Homeowners who made very small down payments (often those with FHA or VA loans) or who have borrowed heavily against their property are also more at risk.
“It could be devastating to anyone who took out a significant amount of equity in the past 18 months,” says Odest Riley Jr., broker and owner at WLM Realty in Inglewood, California. “The biggest concern will be owners who overpaid for a home during 2021 and face job losses and lower household incomes.”
Fortunately, most homeowners should have enough equity to avoid any serious consequences, even if home values drop.
“Even after a home price decline of 20%, today’s homeowners would have equity roughly on par with homeowners in 2002 to 2005,” says Danielle Hale, chief economist at Realtor.com, noting that homeowners now are in a much stronger position than those of the pre-crash era. “There will surely be some homeowners who face personal financial difficulty, but data suggests that many of these households will have options other than foreclosure or default.”

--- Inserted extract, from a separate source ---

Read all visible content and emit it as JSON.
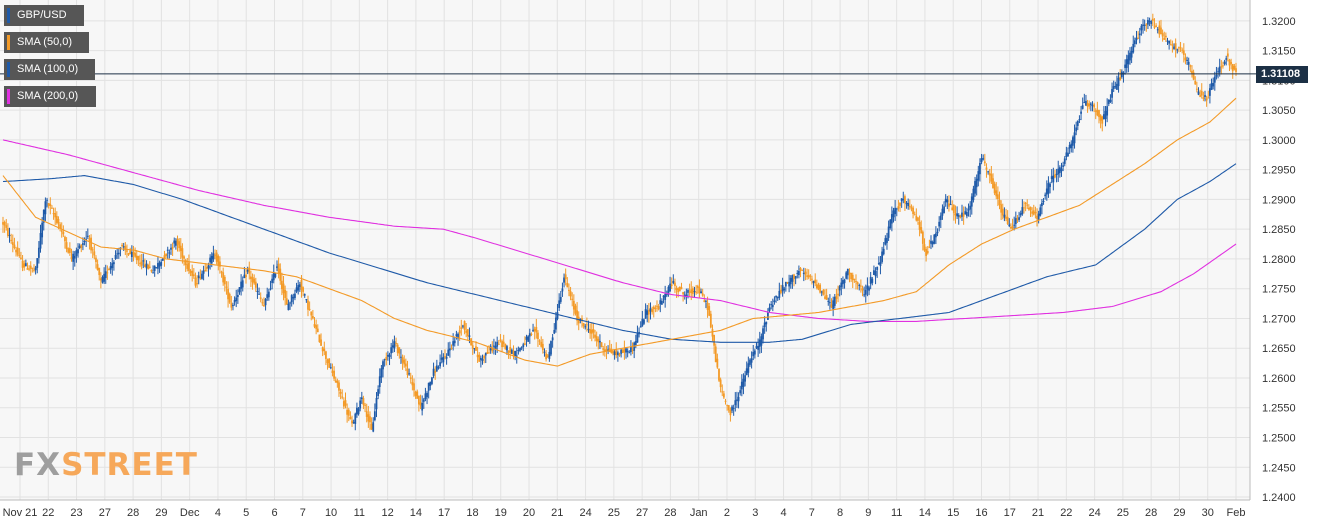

Silver lining? Lower property taxes and home insurance premiums
While falling home values would certainly have some grim effects for homeowners, there’s also a possible silver lining: Paying less for things like property taxes and homeowners insurance, both of which are based (at least in part) on property value.
Don’t expect an immediate reduction in these bills, however. Insurance premiums, for example, are typically set on an annual or bi-annual basis, so you’d have to wait until it’s time to renew your policy to see any change. Property taxes are annual, too, though they’re assessed at the end of each calendar year and paid early the next.
“Remember taxes are paid in arrears,” says Lisa Harris, an agent with RE/MAX Center in Braselton, Georgia. “It would be 2024 before you see the benefit of losses in value produced in 2023.”